The recent spectacular show of the Northern Lights, which could be seen in Northumberland and heralded the New Year 2016, surpassed any man-made fireworks display on the first night of the year.
Here is a slide show of pictures of the dancing lights by our photographer Jane Coltman and Gazette readers - and if you're in the dark about what the Northern Lights are, here are 10 questions answered:
What is it?
The aurora borealis is an amazing natural light phenomenon caused by collisions between electrically-charged particles released from the sun that enter the earth’s atmosphere and collide with gases such as oxygen and nitrogen.
How do the particles get here?
An opening in the sun’s atmosphere allows electrons and protons to flow out. A large opening, such as a coronal hole or sunspot, is usually needed for the high number of charged particles required to produce vivid displays. The particles are then blown from the sun to the earth by a ‘solar wind’.
Why the Northern Lights?
The display is seen around the magnetic poles of the northern and southern hemispheres. In the north, it is called the aurora borealis or northern lights and in the south, aurora australis or southern lights.
Why around the poles?
When the solar wind blows the charged particles towards earth, they are deflected by its magnetic field. But the earth’s magnetic field is weaker at either pole and therefore some particles enter the atmosphere and collide to emit light and produce the shimmering lights of the auroras.
Why the colours?
Variations in colour are dictated by the type of gas particles that are colliding. The most common colour is green and is produced by oxygen molecules located about 60 miles above the earth. The rarer red auroras are produced by high-altitude oxygen, at heights of up to 200 miles. Nitrogen produces blue or purple aurora.
How tall is the display?
The lights extend from 50 miles to 400 miles above the earth’s surface.
What to look for
Firstly, look north! The aurora borealis can appear in several forms, from small patches of light that appear out of nowhere to streamers, arcs, shimmering curtains or shooting rays that light up the sky with a bright glow.
Where’s best to catch it?
Generally, the northern hemisphere is better than the south. The closer to the pole the better and the least light pollution from towns and street lights the better. Unobscured views of the horizon also help - the further you are from the pole, the lower the aurora will be. Northumberland ticks all the right boxes!

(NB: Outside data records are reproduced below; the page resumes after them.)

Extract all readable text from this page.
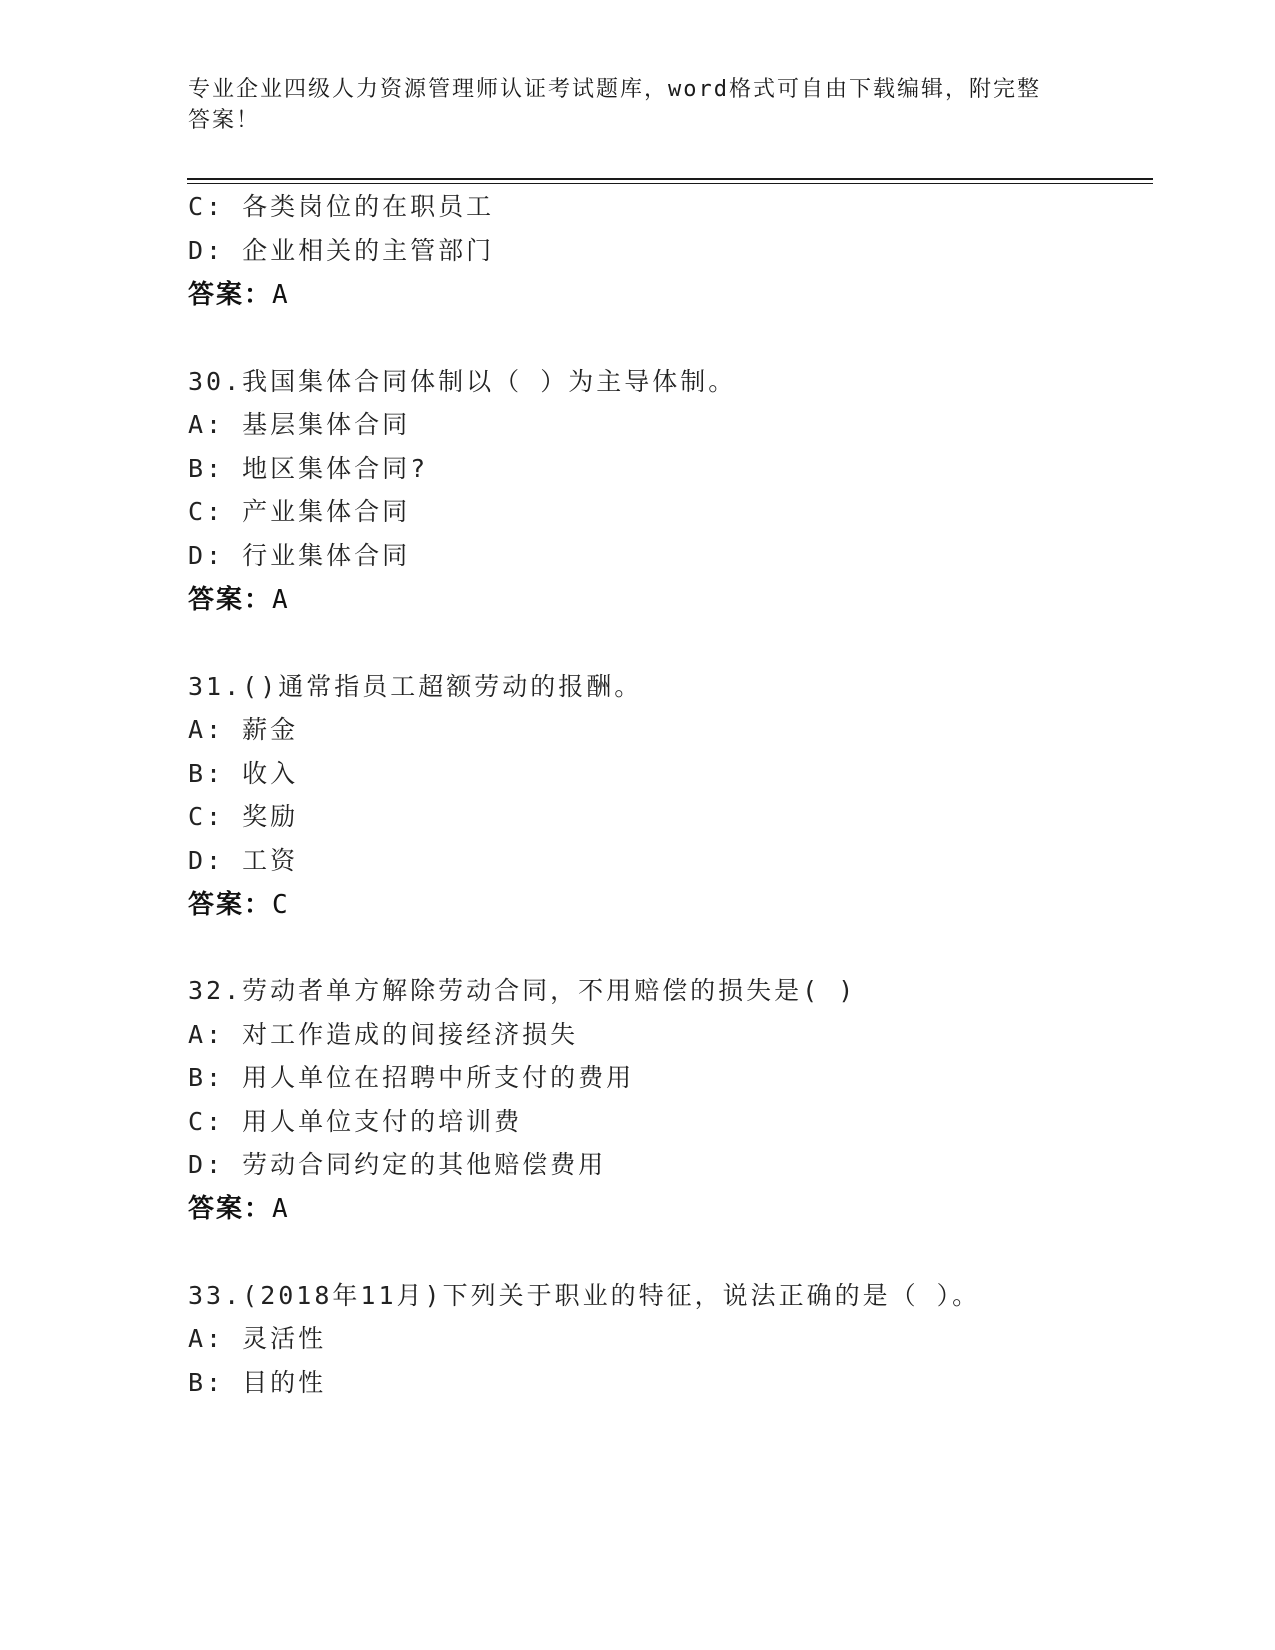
专业企业四级人力资源管理师认证考试题库，word格式可自由下载编辑，附完整
答案！
C: 各类岗位的在职员工
D: 企业相关的主管部门
答案：A
30.我国集体合同体制以（ ）为主导体制。
A: 基层集体合同
B: 地区集体合同?
C: 产业集体合同
D: 行业集体合同
答案：A
31.()通常指员工超额劳动的报酬。
A: 薪金
B: 收入
C: 奖励
D: 工资
答案：C
32.劳动者单方解除劳动合同，不用赔偿的损失是( )
A: 对工作造成的间接经济损失
B: 用人单位在招聘中所支付的费用
C: 用人单位支付的培训费
D: 劳动合同约定的其他赔偿费用
答案：A
33.(2018年11月)下列关于职业的特征，说法正确的是（ ）。
A: 灵活性
B: 目的性
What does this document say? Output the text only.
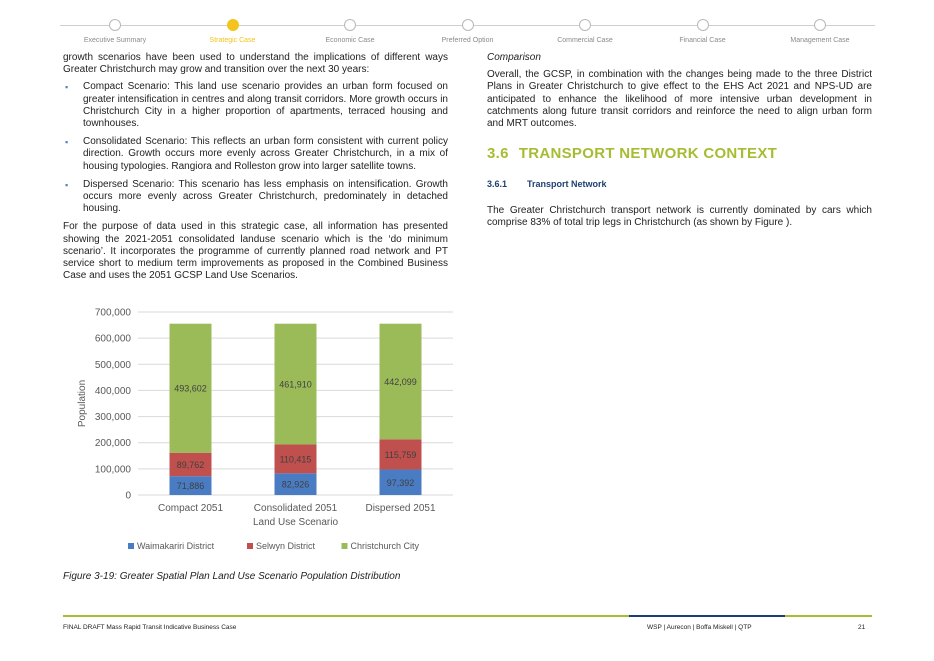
Executive Summary	Strategic Case	Economic Case	Preferred Option	Commercial Case	Financial Case	Management Case

growth scenarios have been used to understand the implications of different ways Greater Christchurch may grow and transition over the next 30 years:

▪ Compact Scenario: This land use scenario provides an urban form focused on greater intensification in centres and along transit corridors. More growth occurs in Christchurch City in a higher proportion of apartments, terraced housing and townhouses.
▪ Consolidated Scenario: This reflects an urban form consistent with current policy direction. Growth occurs more evenly across Greater Christchurch, in a mix of housing typologies. Rangiora and Rolleston grow into larger satellite towns.
▪ Dispersed Scenario: This scenario has less emphasis on intensification. Growth occurs more evenly across Greater Christchurch, predominately in detached housing.

For the purpose of data used in this strategic case, all information has presented showing the 2021-2051 consolidated landuse scenario which is the ‘do minimum scenario’. It incorporates the programme of currently planned road network and PT service short to medium term improvements as proposed in the Combined Business Case and uses the 2051 GCSP Land Use Scenarios.

0
100,000
200,000
300,000
400,000
500,000
600,000
700,000
Population
71,886
89,762
493,602
Compact 2051
82,926
110,415
461,910
Consolidated 2051
97,392
115,759
442,099
Dispersed 2051
Land Use Scenario
Waimakariri District	Selwyn District	Christchurch City
Figure 3-19: Greater Spatial Plan Land Use Scenario Population Distribution

Comparison

Overall, the GCSP, in combination with the changes being made to the three District Plans in Greater Christchurch to give effect to the EHS Act 2021 and NPS-UD are anticipated to enhance the likelihood of more intensive urban development in catchments along future transit corridors and reinforce the need to align urban form and MRT outcomes.

3.6 TRANSPORT NETWORK CONTEXT
3.6.1 Transport Network

The Greater Christchurch transport network is currently dominated by cars which comprise 83% of total trip legs in Christchurch (as shown by Figure ).

FINAL DRAFT Mass Rapid Transit Indicative Business Case	WSP | Aurecon | Boffa Miskell | QTP	21
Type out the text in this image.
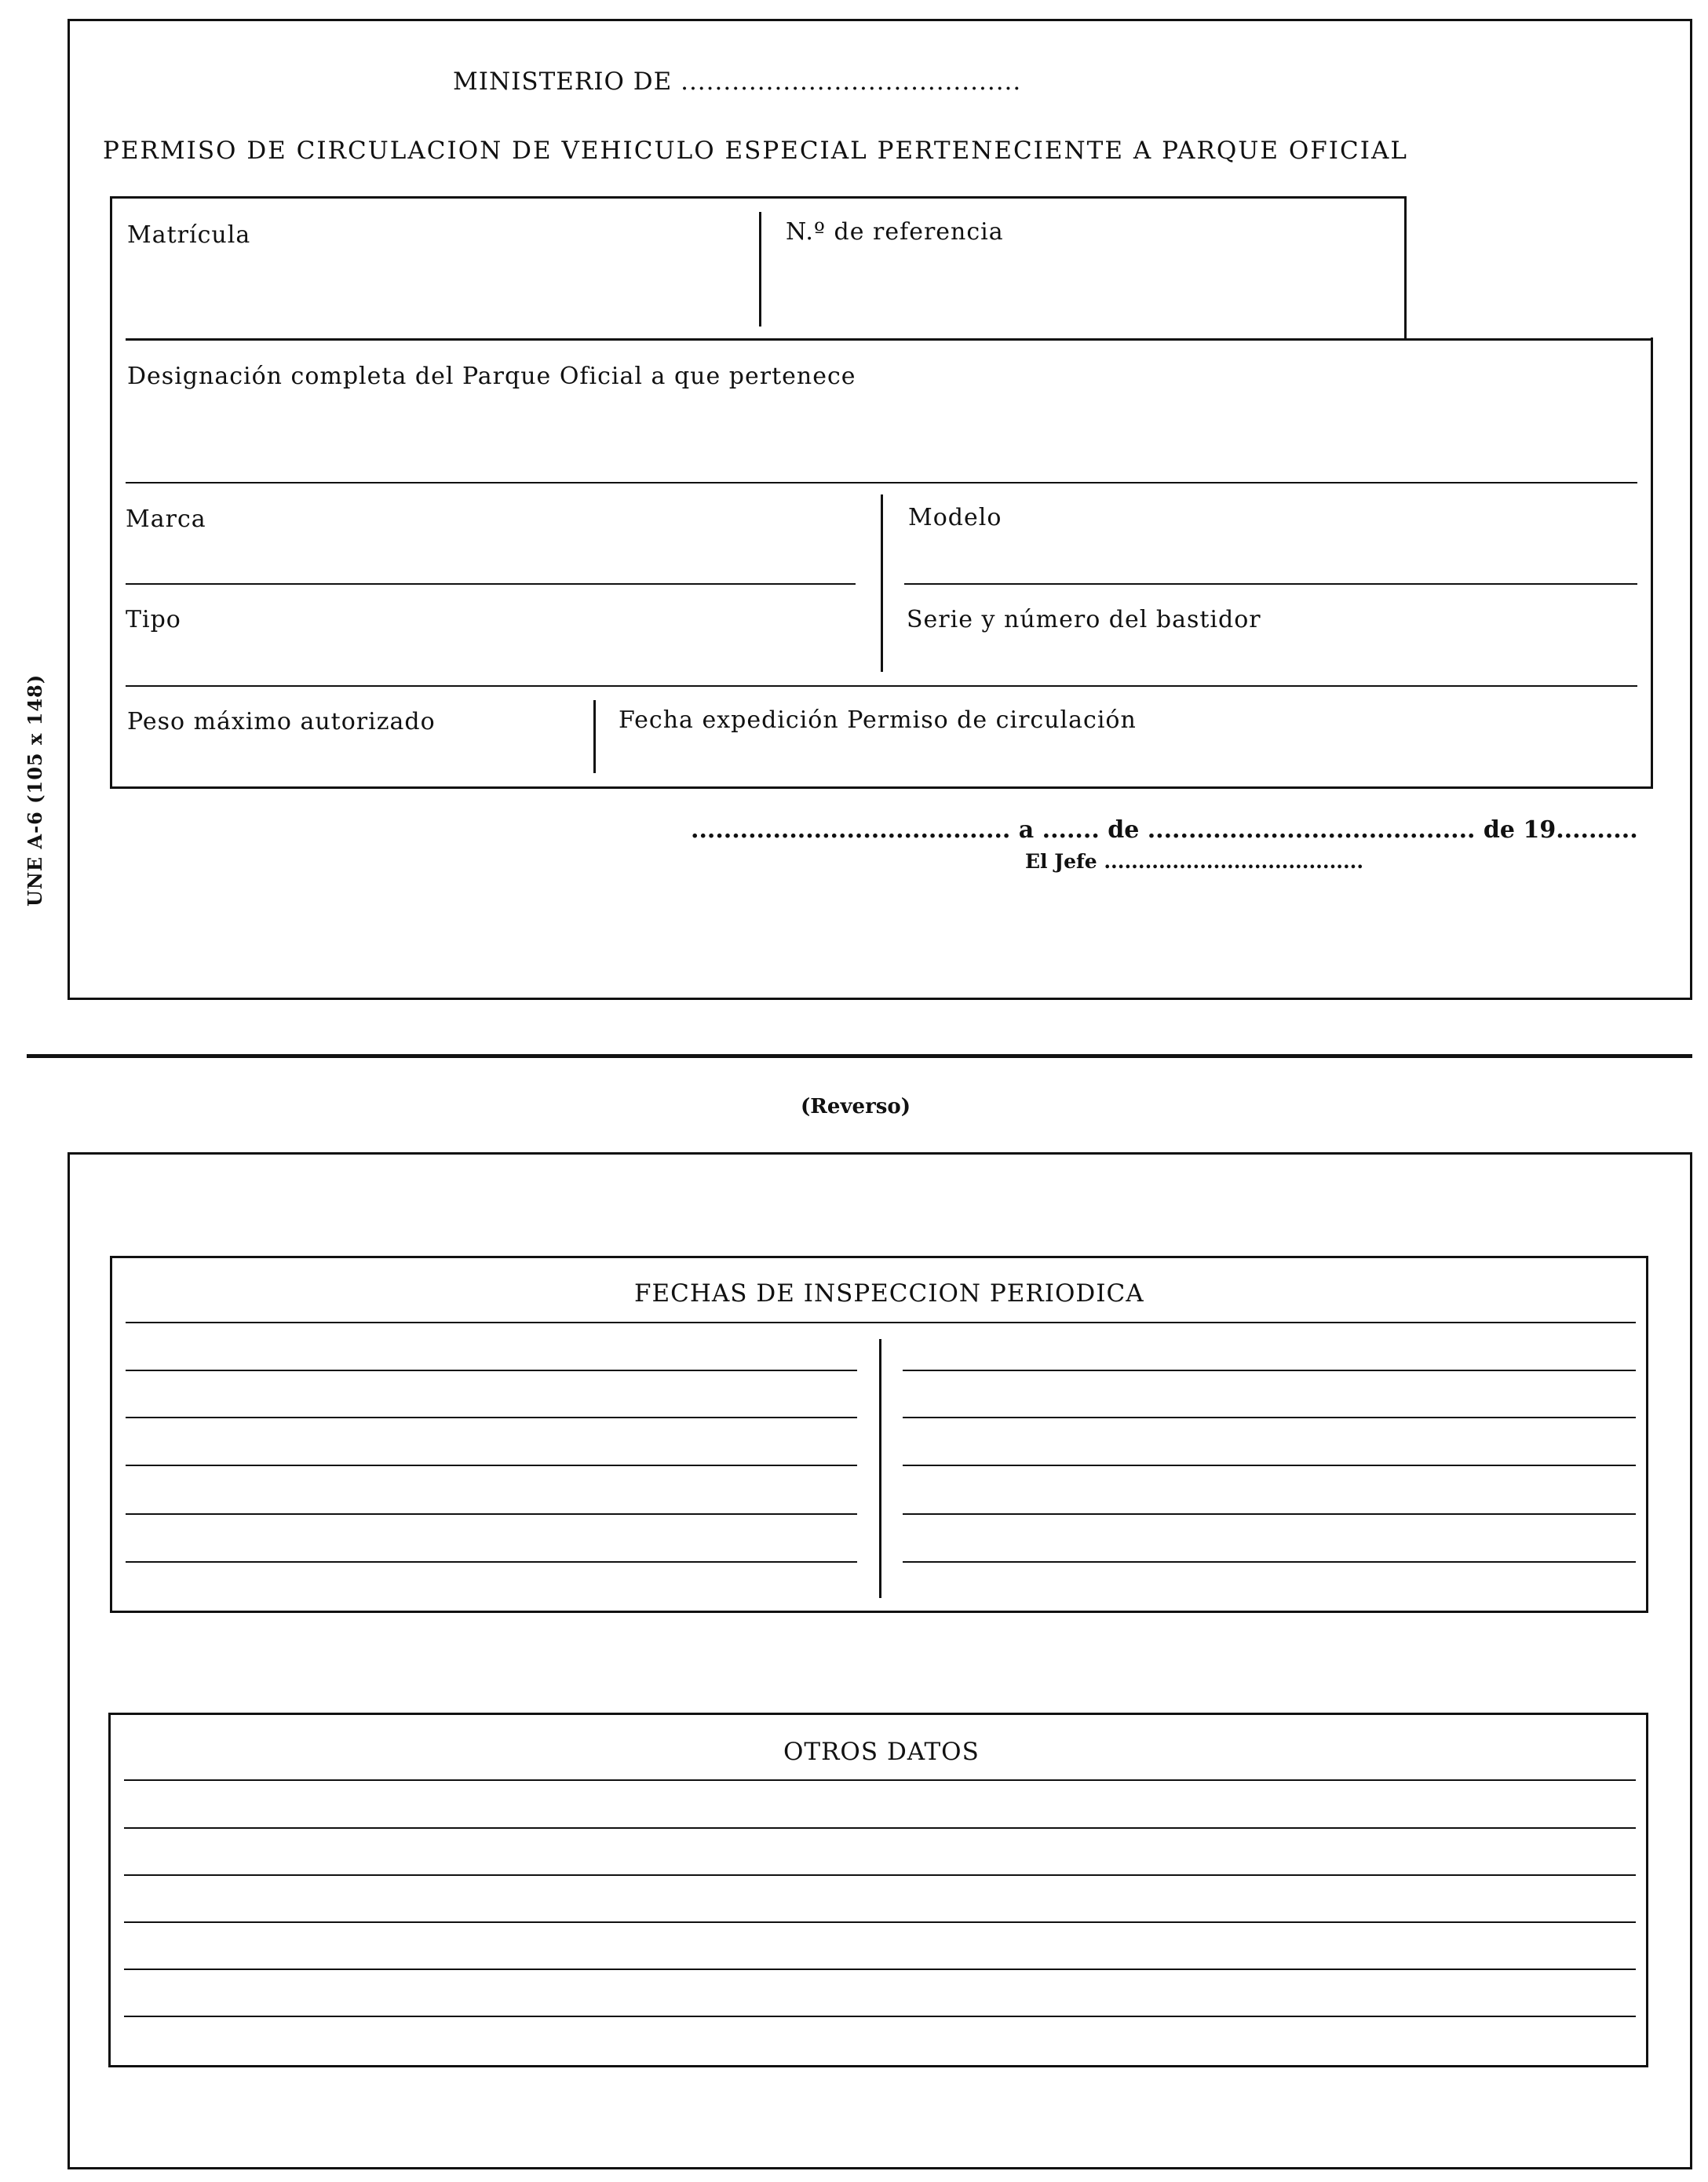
UNE A-6 (105 x 148)
MINISTERIO DE ........................................
PERMISO DE CIRCULACION DE VEHICULO ESPECIAL PERTENECIENTE A PARQUE OFICIAL
Matrícula	N.º de referencia
Designación completa del Parque Oficial a que pertenece
Marca	Modelo
Tipo	Serie y número del bastidor
Peso máximo autorizado	Fecha expedición Permiso de circulación
....................................... a ....... de ........................................ de 19..........
El Jefe ......................................
(Reverso)
FECHAS DE INSPECCION PERIODICA
OTROS DATOS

What are the best conditions?
You need a cloudless sky (auroras are not visible through clouds) and a small or no moon (natural light pollution).
How to take the best pictures
Gazette photographer Jane Coltman offered the following advice for taking the best shots of the aurora: “I use as my starting point – 30 seconds, f2.8, ISO 1600, manual focus – put it on infinity and pull it back a tiny bit – and of course a tripod!”